Conditional VAE is also a basic starting point for many conditional generation methods.
VQ-VAE: turning continuous latent variables into a discrete codebook (Oord et al. 2018)
The standard VAE uses continuous latent variables, usually assuming a Gaussian distribution. VQ-VAE (Vector Quantized VAE) takes another path: it discretizes the latent representation.
Simply speaking, it maintains a codebook. After the encoder outputs a continuous vector, the model maps it to the nearest discrete embedding. In this way, the latent variable can be more like a discrete symbol, making it more suitable to combine with autoregressive models or token-based models. VQ-VAE has had a large influence in images, speech, and discrete representation learning. The ideas of many later visual token methods can be connected to VQ-VAE.
13.5.4 The Position of VAE in the History of Generative Models
At this point, let us first compare several generative models together:
| Model | Core idea | Advantages | Limitations |
|---|---|---|---|
| GAN | Adversarial training between generator and discriminator | Sharp and realistic samples | Unstable training, prone to mode collapse |
| AutoEncoder | Compress and reconstruct the input | Simple structure, suitable for representation learning | Latent space is irregular, not suitable for direct sampling |
| VAE | Latent variable probabilistic modeling and variational inference | Stable training, smooth latent space, can sample | Results tend to be blurry, posterior collapse may exist |
| Diffusion | Generation through gradual noising and denoising | High quality, relatively stable training | Slow sampling, relatively complex system |
So, VAE is not a model that pursues the strongest visual quality. Instead, it pursues a more regular, more interpretable, and more probabilistically meaningful generation framework. Therefore, if our question is how to combine probabilistic modeling and representation learning, and how to make the latent space more structured, then VAE is almost an unavoidable step.

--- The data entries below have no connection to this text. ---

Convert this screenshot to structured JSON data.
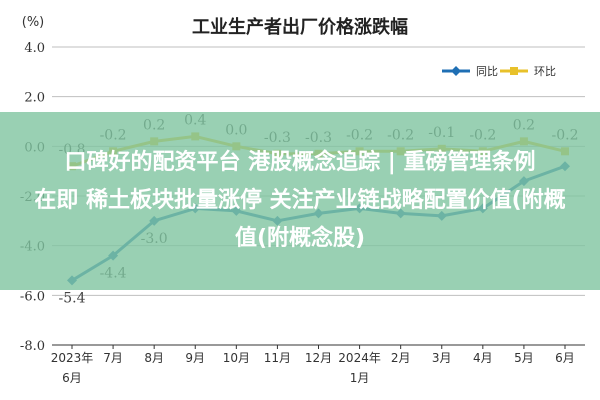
{
  "chart_data": {
    "type": "line",
    "title": "工业生产者出厂价格涨跌幅",
    "ylabel": "(%)",
    "ylim": [
      -8.0,
      4.0
    ],
    "yticks": [
      "4.0",
      "2.0",
      "0.0",
      "-2.0",
      "-4.0",
      "-6.0",
      "-8.0"
    ],
    "grid": true,
    "legend_position": "top-right",
    "x_labels": [
      {
        "top": "2023年",
        "bottom": "6月"
      },
      {
        "top": "7月",
        "bottom": ""
      },
      {
        "top": "8月",
        "bottom": ""
      },
      {
        "top": "9月",
        "bottom": ""
      },
      {
        "top": "10月",
        "bottom": ""
      },
      {
        "top": "11月",
        "bottom": ""
      },
      {
        "top": "12月",
        "bottom": ""
      },
      {
        "top": "2024年",
        "bottom": "1月"
      },
      {
        "top": "2月",
        "bottom": ""
      },
      {
        "top": "3月",
        "bottom": ""
      },
      {
        "top": "4月",
        "bottom": ""
      },
      {
        "top": "5月",
        "bottom": ""
      },
      {
        "top": "6月",
        "bottom": ""
      }
    ],
    "series": [
      {
        "name": "同比",
        "color": "#1f6fb4",
        "values": [
          -5.4,
          -4.4,
          -3.0,
          -2.5,
          -2.6,
          -3.0,
          -2.7,
          -2.5,
          -2.7,
          -2.8,
          -2.5,
          -1.4,
          -0.8
        ],
        "labels": [
          "-5.4",
          "-4.4",
          "-3.0",
          "",
          "",
          "",
          "",
          "",
          "",
          "",
          "",
          "",
          ""
        ]
      },
      {
        "name": "环比",
        "color": "#e8c12a",
        "values": [
          -0.8,
          -0.2,
          0.2,
          0.4,
          0.0,
          -0.3,
          -0.3,
          -0.2,
          -0.2,
          -0.1,
          -0.2,
          0.2,
          -0.2
        ],
        "labels": [
          "-0.8",
          "-0.2",
          "0.2",
          "0.4",
          "0.0",
          "-0.3",
          "-0.3",
          "-0.2",
          "-0.2",
          "-0.1",
          "-0.2",
          "0.2",
          "-0.2"
        ]
      }
    ]
  },
  "banner": {
    "line1": "口碑好的配资平台 港股概念追踪 | 重磅管理条例",
    "line2": "在即 稀土板块批量涨停 关注产业链战略配置价值(附概",
    "line3": "值(附概念股)"
  },
  "colors": {
    "grid": "#bfbfbf",
    "axis": "#333333",
    "banner": "#80c4a0"
  }
}
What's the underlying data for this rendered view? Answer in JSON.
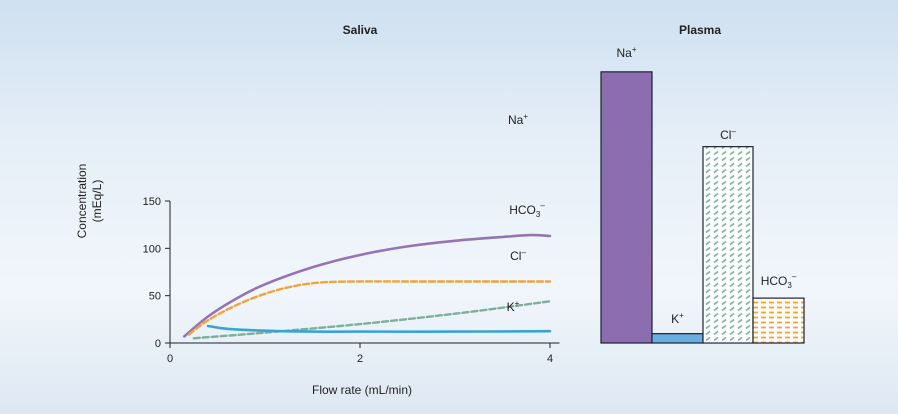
{
  "chart_data": [
    {
      "type": "line",
      "title": "Saliva",
      "xlabel": "Flow rate (mL/min)",
      "ylabel": "Concentration\n(mEq/L)",
      "xlim": [
        0,
        4.1
      ],
      "ylim": [
        0,
        150
      ],
      "xticks": [
        0,
        2,
        4
      ],
      "yticks": [
        0,
        50,
        100,
        150
      ],
      "grid": false,
      "series": [
        {
          "name": "Na+",
          "label_base": "Na",
          "label_sup": "+",
          "label_sub": "",
          "color": "#9474b4",
          "style": "solid",
          "x": [
            0.15,
            0.4,
            0.7,
            1.0,
            1.5,
            2.0,
            2.5,
            3.0,
            3.5,
            3.8,
            4.0
          ],
          "y": [
            7,
            28,
            47,
            62,
            80,
            93,
            102,
            108,
            112,
            114,
            113
          ]
        },
        {
          "name": "HCO3-",
          "label_base": "HCO",
          "label_sup": "–",
          "label_sub": "3",
          "color": "#f2a43a",
          "style": "dashed",
          "x": [
            0.2,
            0.4,
            0.7,
            1.0,
            1.3,
            1.6,
            2.0,
            2.5,
            3.0,
            3.5,
            4.0
          ],
          "y": [
            9,
            24,
            40,
            52,
            60,
            64,
            65,
            65,
            65,
            65,
            65
          ]
        },
        {
          "name": "Cl-",
          "label_base": "Cl",
          "label_sup": "–",
          "label_sub": "",
          "color": "#7fae9a",
          "style": "dashed",
          "x": [
            0.25,
            1.0,
            2.0,
            3.0,
            4.0
          ],
          "y": [
            5,
            11,
            20,
            31,
            44
          ]
        },
        {
          "name": "K+",
          "label_base": "K",
          "label_sup": "+",
          "label_sub": "",
          "color": "#3aa3d3",
          "style": "solid",
          "x": [
            0.4,
            0.6,
            1.0,
            1.5,
            2.0,
            3.0,
            4.0
          ],
          "y": [
            18,
            15,
            13,
            12,
            12,
            12,
            12.5
          ]
        }
      ]
    },
    {
      "type": "bar",
      "title": "Plasma",
      "categories": [
        "Na+",
        "K+",
        "Cl-",
        "HCO3-"
      ],
      "category_labels": [
        {
          "base": "Na",
          "sup": "+",
          "sub": ""
        },
        {
          "base": "K",
          "sup": "+",
          "sub": ""
        },
        {
          "base": "Cl",
          "sup": "–",
          "sub": ""
        },
        {
          "base": "HCO",
          "sup": "–",
          "sub": "3"
        }
      ],
      "values": [
        145,
        5,
        105,
        24
      ],
      "ylim": [
        0,
        150
      ],
      "colors": [
        "#8b6db0",
        "#6aaee0",
        "#7fae9a",
        "#f2a43a"
      ],
      "patterns": [
        "solid",
        "solid",
        "dashed-green",
        "dashed-orange"
      ]
    }
  ]
}
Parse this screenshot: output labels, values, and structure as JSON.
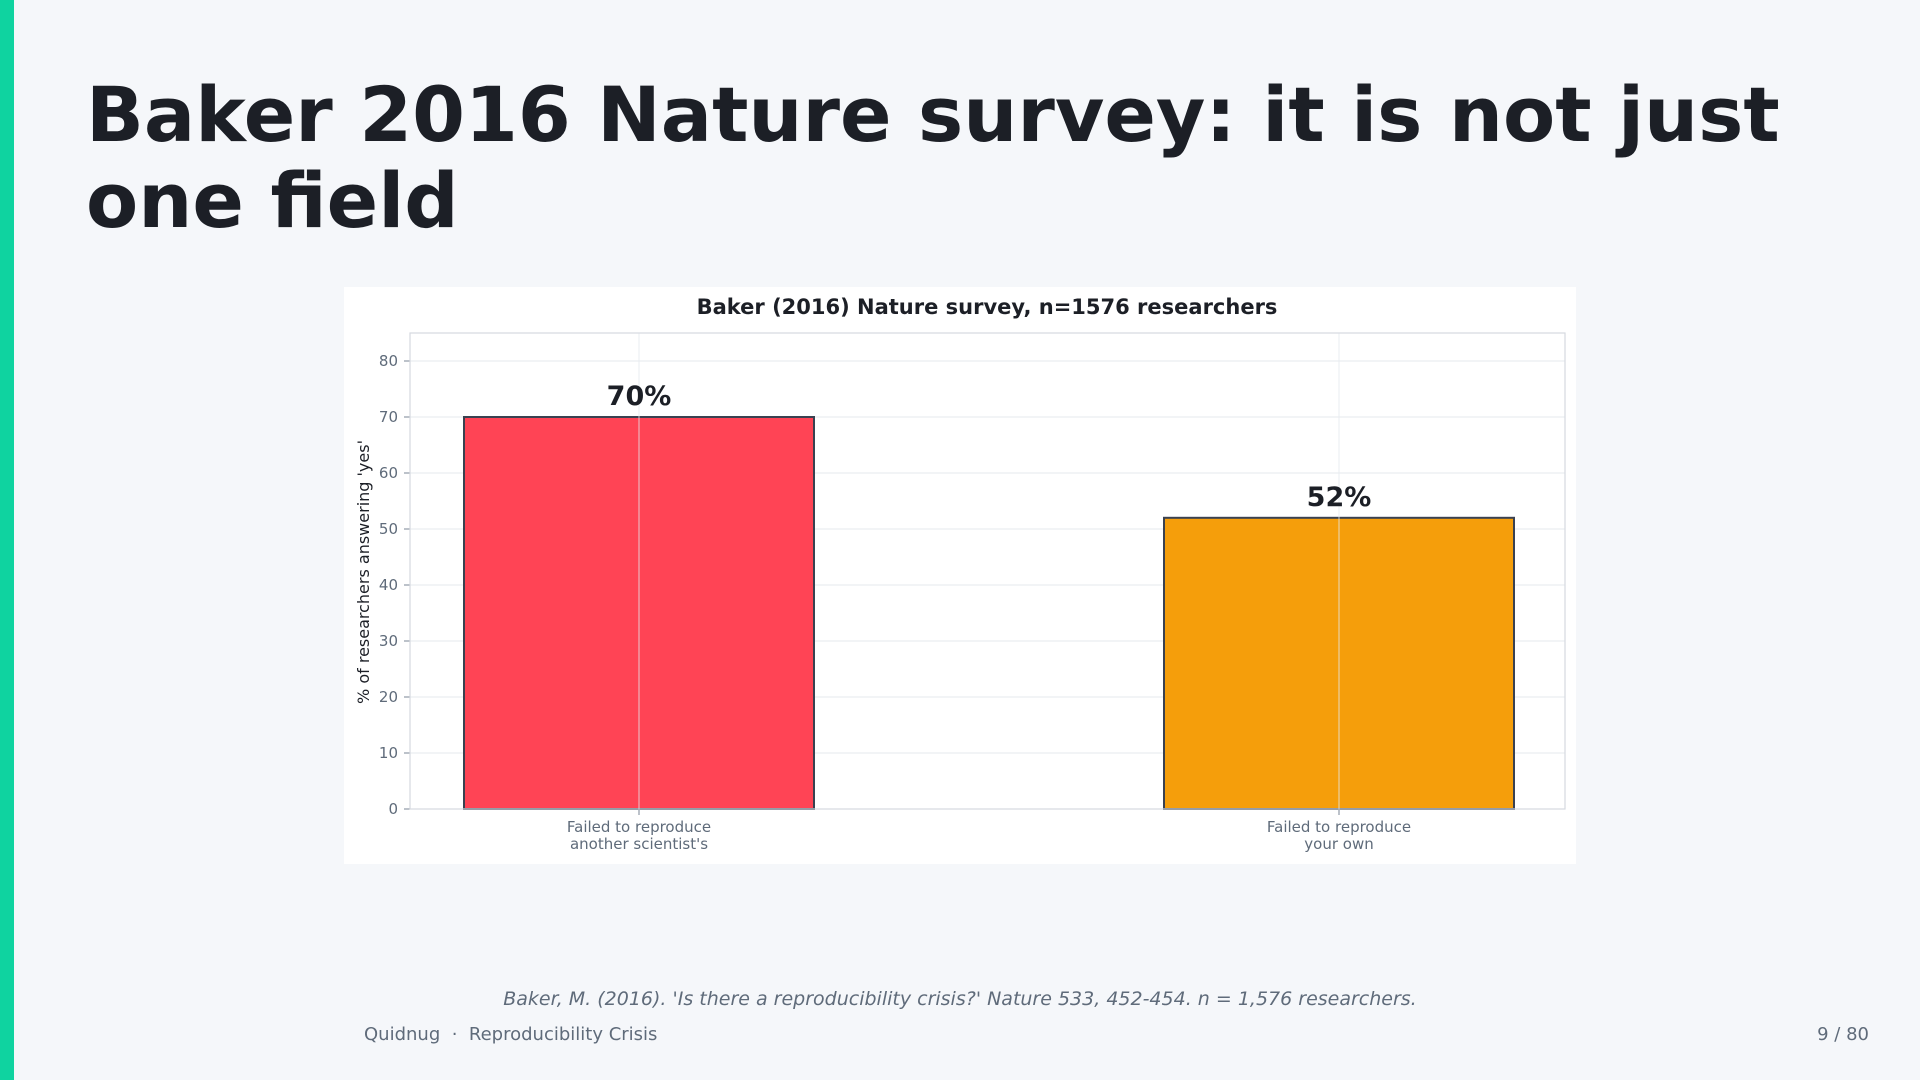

VAE is an important milestone in the history of generative models. Before VAE appeared, people already knew that they could use AutoEncoder to learn data representations, use probabilistic graphical models for latent variable modeling, and use variational methods to approximate complex posterior distributions. The key contribution of VAE is that it unified these ideas into the same framework and formed an end-to-end trainable generative model. After VAE, diffusion models gradually became mainstream. LDM (Latent Diffusion Model) further proposed that first compressing data into a more compact latent space with clearer structure, and then completing the generation process in this latent space, can significantly improve generation efficiency. This idea also gave rise to the first widely commercialized image generation model: Stable Diffusion. In a sense, the latent space that Stable Diffusion relies on is exactly the latent representation learned by a VAE.
In the next chapter, we will talk about the last part of generative models: Diffusion Model.